The spring workouts offered Ollis his first extended time with the returning Wolverines as well as his first opportunity to be on the field with the team. The sessions have also marked the first chance for former head coach Jamie Thompson to be on the field again as the team’s defensive coordinator.
“We’ve got guys back with experience in the offensive line, which is good. And we’ve got an experienced quarterback (Dillon Overholt),” Ollis said. “It’s been great to see Jamie out there again calling fronts and coverages. He looks like he has a renewed spirit on that side of the ball. He’s a guru over there.”
Ollis was especially pleased at the team’s progress despite having to spend part of the nine days working out indoors due to bad weather.
“I think it’s the mark of a good team that when things don’t work out and you have bad weather and have some adversity, you still got a lot accomplished, and we did,” Ollis said.
“The one thing that is concerning to me is that we have to develop some depth. We need to get our numbers up.”
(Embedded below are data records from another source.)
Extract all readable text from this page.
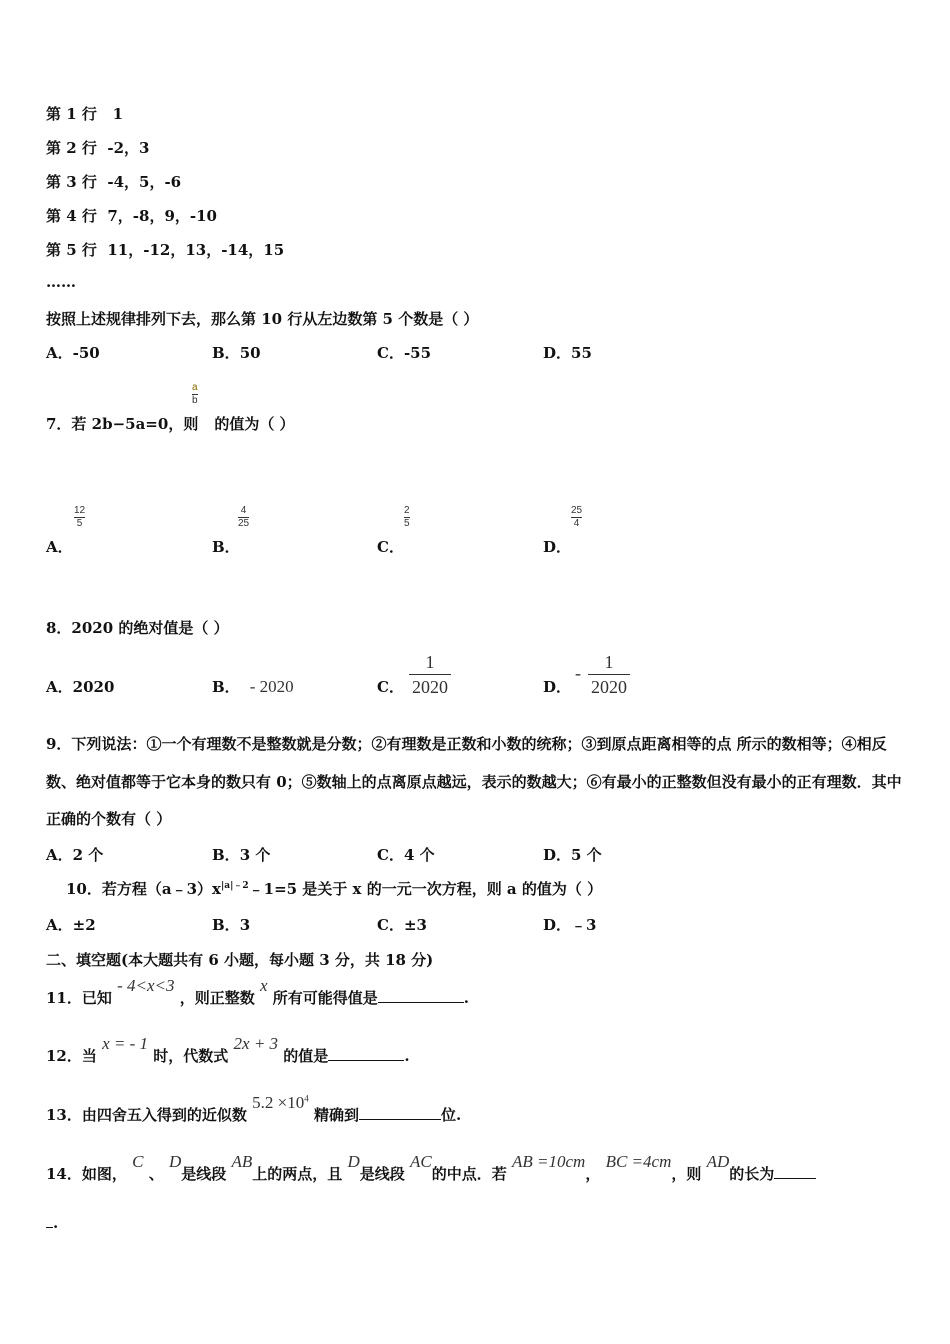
第 1 行 1
第 2 行 -2，3
第 3 行 -4，5，-6
第 4 行 7，-8，9，-10
第 5 行 11，-12，13，-14，15
……
按照上述规律排列下去，那么第 10 行从左边数第 5 个数是（ ）
A．-50	B．50	C．-55	D．55
a
b
7．若 2b−5a=0，则 的值为（ ）
12
5
A．
4
25
B．
2
5
C．
25
4
D．
8．2020 的绝对值是（ ）
A．2020	B． - 2020	C．
1
2020	D．
-
1
2020
9．下列说法：①一个有理数不是整数就是分数；②有理数是正数和小数的统称；③到原点距离相等的点 所示的数相等；④相反数、绝对值都等于它本身的数只有 0；⑤数轴上的点离原点越远，表示的数越大；⑥有最小的正整数但没有最小的正有理数．其中正确的个数有（ ）
A．2 个	B．3 个	C．4 个	D．5 个
10．若方程$(a﹣3)x^{|a|﹣2}﹣1=5$ 是关于 x 的一元一次方程，则 a 的值为（ ）
A．±2	B．3	C．±3	D．﹣3
二、填空题(本大题共有 6 小题，每小题 3 分，共 18 分)
11．已知 - 4<x<3 ，则正整数 x 所有可能得值是	.
12．当 x = - 1 时，代数式 2x + 3 的值是	.
13．由四舍五入得到的近似数 $5.2 \times 10^4$ 精确到	位.
14．如图， C 、 D是线段 AB上的两点，且 D是线段 AC的中点．若 AB =10cm， BC =4cm，则 AD的长为
.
The Wolverines will begin their summer schedule on June 12, holding workouts as well as taking part in several 7-on-7 competitions. Fall practice will begin July 31, with the season opener at home on August 18 against Chase.
Returning to Polk County after three seasons at T.L. Hanna in Anderson, S.C., Ollis said he felt at home throughout the spring workouts.
“I’m blessed to have the opportunity to come back to a place that is near and dear to my heart,” Ollis said. “We’ve got some work to do, but that’s what makes it worthwhile.”